Co-Owning a House After Divorce: Sell Later When Home Prices Improve | California Divorce

 

Co-Owning a House After Divorce: Sell Later When Home Prices Improve

Why co-owning after divorce can be the right move right now

Rising interest rates and a cooling real estate market have created a situation where selling during a divorce might force you to accept a lower price than you want. If you plan to buy again right away, higher mortgage rates can make that difficult. Co-owning the marital home for a period after the divorce gives both parties flexibility to wait for better market conditions without being rushed into a sale.

It is possible to co-own your home post divorce; the key is putting clear terms into the settlement agreement.

How to structure co-ownership in the settlement agreement

Co-ownership works when the settlement agreement spells out the rights, responsibilities, and exit triggers. The more specific you are up front, the fewer disputes later.

Key items to include

  • Sale triggers and timeline — Set a clear target or timeline for selling. Examples: keep the home for 6 months, 1 year, or 2 years; or sell when the property will net a specific amount.
  • Decision process — Agree to meet and confer (for example every six or twelve months) to review market conditions and realtor recommendations before listing.
  • Occupancy and use — Who lives in the home? Will it be rented or used for short-term rentals like Airbnb? Specify how rent or income will be handled.
  • Financial responsibilities — Who pays mortgage, taxes, insurance, HOA, utilities, and maintenance while co-owning? How are these expenses documented and reimbursed?
  • Proceeds split — Define how sale proceeds will be divided and how liens, commissions, and payoff amounts are calculated.
  • Buyout and forced-sale options — Include a mechanism for one party to buy out the other or for a forced sale after a set period if the other party refuses to cooperate.
  • Improvements and credits — Address how capital improvements or major repairs will be credited at sale if one party paid more.
  • Dispute resolution — Add mediation or arbitration steps to resolve disagreements about timing, price, or management.

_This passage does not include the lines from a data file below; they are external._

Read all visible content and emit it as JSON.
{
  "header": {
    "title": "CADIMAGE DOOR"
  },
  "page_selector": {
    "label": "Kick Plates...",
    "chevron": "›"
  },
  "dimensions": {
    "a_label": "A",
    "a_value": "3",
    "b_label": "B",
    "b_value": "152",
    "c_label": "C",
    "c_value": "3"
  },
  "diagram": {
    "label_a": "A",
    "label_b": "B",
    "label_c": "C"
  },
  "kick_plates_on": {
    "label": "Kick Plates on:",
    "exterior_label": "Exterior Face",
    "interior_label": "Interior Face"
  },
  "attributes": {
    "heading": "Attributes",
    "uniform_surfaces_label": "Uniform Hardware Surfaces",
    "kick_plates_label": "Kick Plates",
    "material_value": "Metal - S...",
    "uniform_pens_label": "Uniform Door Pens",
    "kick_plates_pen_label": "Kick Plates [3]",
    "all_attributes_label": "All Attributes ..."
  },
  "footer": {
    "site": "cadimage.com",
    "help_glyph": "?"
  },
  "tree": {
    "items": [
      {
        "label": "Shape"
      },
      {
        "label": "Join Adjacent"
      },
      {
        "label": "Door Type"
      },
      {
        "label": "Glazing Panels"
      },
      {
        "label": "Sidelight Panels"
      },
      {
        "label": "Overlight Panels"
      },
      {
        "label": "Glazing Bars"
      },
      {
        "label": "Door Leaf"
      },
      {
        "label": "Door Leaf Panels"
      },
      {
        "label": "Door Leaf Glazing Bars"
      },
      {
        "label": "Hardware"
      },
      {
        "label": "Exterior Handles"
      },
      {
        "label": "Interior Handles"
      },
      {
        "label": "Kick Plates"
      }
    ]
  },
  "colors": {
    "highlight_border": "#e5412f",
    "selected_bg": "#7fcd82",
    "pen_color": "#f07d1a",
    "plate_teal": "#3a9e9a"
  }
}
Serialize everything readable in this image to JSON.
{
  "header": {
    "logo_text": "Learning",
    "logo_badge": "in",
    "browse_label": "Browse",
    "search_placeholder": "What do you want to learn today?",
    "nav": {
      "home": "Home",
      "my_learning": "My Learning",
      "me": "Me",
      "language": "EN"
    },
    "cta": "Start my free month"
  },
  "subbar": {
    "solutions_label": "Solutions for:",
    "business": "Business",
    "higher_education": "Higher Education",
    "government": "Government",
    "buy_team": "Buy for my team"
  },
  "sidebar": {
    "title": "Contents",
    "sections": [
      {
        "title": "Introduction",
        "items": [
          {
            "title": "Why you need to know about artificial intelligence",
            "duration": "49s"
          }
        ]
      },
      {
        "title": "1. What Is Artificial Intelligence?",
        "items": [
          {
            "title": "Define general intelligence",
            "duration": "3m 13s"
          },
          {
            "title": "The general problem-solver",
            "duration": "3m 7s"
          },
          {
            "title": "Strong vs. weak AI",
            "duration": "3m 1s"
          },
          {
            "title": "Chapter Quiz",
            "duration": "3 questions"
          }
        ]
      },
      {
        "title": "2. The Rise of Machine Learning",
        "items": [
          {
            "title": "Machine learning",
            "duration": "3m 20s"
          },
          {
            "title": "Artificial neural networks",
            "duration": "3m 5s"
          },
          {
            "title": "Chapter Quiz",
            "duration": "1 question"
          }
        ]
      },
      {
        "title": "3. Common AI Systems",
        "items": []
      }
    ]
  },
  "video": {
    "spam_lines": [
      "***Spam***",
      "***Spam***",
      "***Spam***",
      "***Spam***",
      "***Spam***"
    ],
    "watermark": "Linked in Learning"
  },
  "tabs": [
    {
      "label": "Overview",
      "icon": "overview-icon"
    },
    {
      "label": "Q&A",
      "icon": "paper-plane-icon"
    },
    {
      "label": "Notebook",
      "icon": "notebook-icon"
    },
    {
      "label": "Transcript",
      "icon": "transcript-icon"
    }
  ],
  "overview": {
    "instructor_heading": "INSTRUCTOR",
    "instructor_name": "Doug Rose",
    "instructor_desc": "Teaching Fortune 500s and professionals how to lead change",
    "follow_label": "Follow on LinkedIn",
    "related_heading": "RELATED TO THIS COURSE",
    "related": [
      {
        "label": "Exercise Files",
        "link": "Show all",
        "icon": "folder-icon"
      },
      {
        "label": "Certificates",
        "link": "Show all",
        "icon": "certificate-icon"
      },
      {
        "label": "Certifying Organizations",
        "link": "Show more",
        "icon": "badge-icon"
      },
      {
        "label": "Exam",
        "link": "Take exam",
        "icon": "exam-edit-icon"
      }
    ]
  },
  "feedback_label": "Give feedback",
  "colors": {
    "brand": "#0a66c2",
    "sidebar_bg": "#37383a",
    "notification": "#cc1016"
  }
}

Practical examples of sale triggers

These are common, workable ways to define when to sell:

  • Sell when the home will net $X after costs.
  • Agree to reevaluate with a realtor every six months and list if the market supports your target price.
  • Set a mandatory sale date (for example, “must list no later than 24 months after divorce”), with a buyout option prior to that date.
  • Allow either party to request a buyout based on a formal appraisal and defined valuation method.

Financial and tax considerations

Co-owning means continuing financial exposure. Make sure the agreement covers:

  • Who is legally responsible for the mortgage and what happens if payments are missed.
  • How rental income and deductions will be reported and split for tax purposes.
  • Whether one party’s extra payments toward mortgage principal will increase their share at sale.
  • Consulting a tax professional to understand capital gains exclusions and rental income implications.

Pros and cons of co-owning after divorce

Pros

  • Buy time to wait for a stronger market and better sale price.
  • Avoid taking on a new mortgage at a higher rate immediately after divorce.
  • Provides stability if children remain in the home temporarily.

Cons

  • Continued financial obligations and shared liability on the mortgage.
  • Potential for conflict over property management, repairs, and timing of the sale.
  • Market conditions may not improve as hoped, meaning you could still sell for less than expected.

Checklist to include in the settlement agreement

  1. Ownership shares and how they are calculated.
  2. Specific sale triggers (price, date, or appraisal-based).
  3. Responsibility for ongoing expenses while co-owning.
  4. Plan for renting or short-term rentals including income split and management.
  5. Buyout mechanism and valuation method.
  6. Procedure for selecting a realtor and approving listing price.
  7. Accounting for improvements and credits at sale.
  8. Dispute resolution clause (mediation/arbitration).

What to do next

Talk through these options with the other party and put clear, measurable terms into the settlement agreement. Anticipate common friction points, document financial responsibilities, and include an exit strategy. If either party is unsure about tax or valuation issues, consult a financial advisor or appraiser to avoid surprises down the road.

Co-owning the house after divorce can be a smart, pragmatic solution when market conditions are unfavorable. With a well-drafted agreement that covers timing, finances, and decision-making, you gain flexibility while protecting both parties’ interests.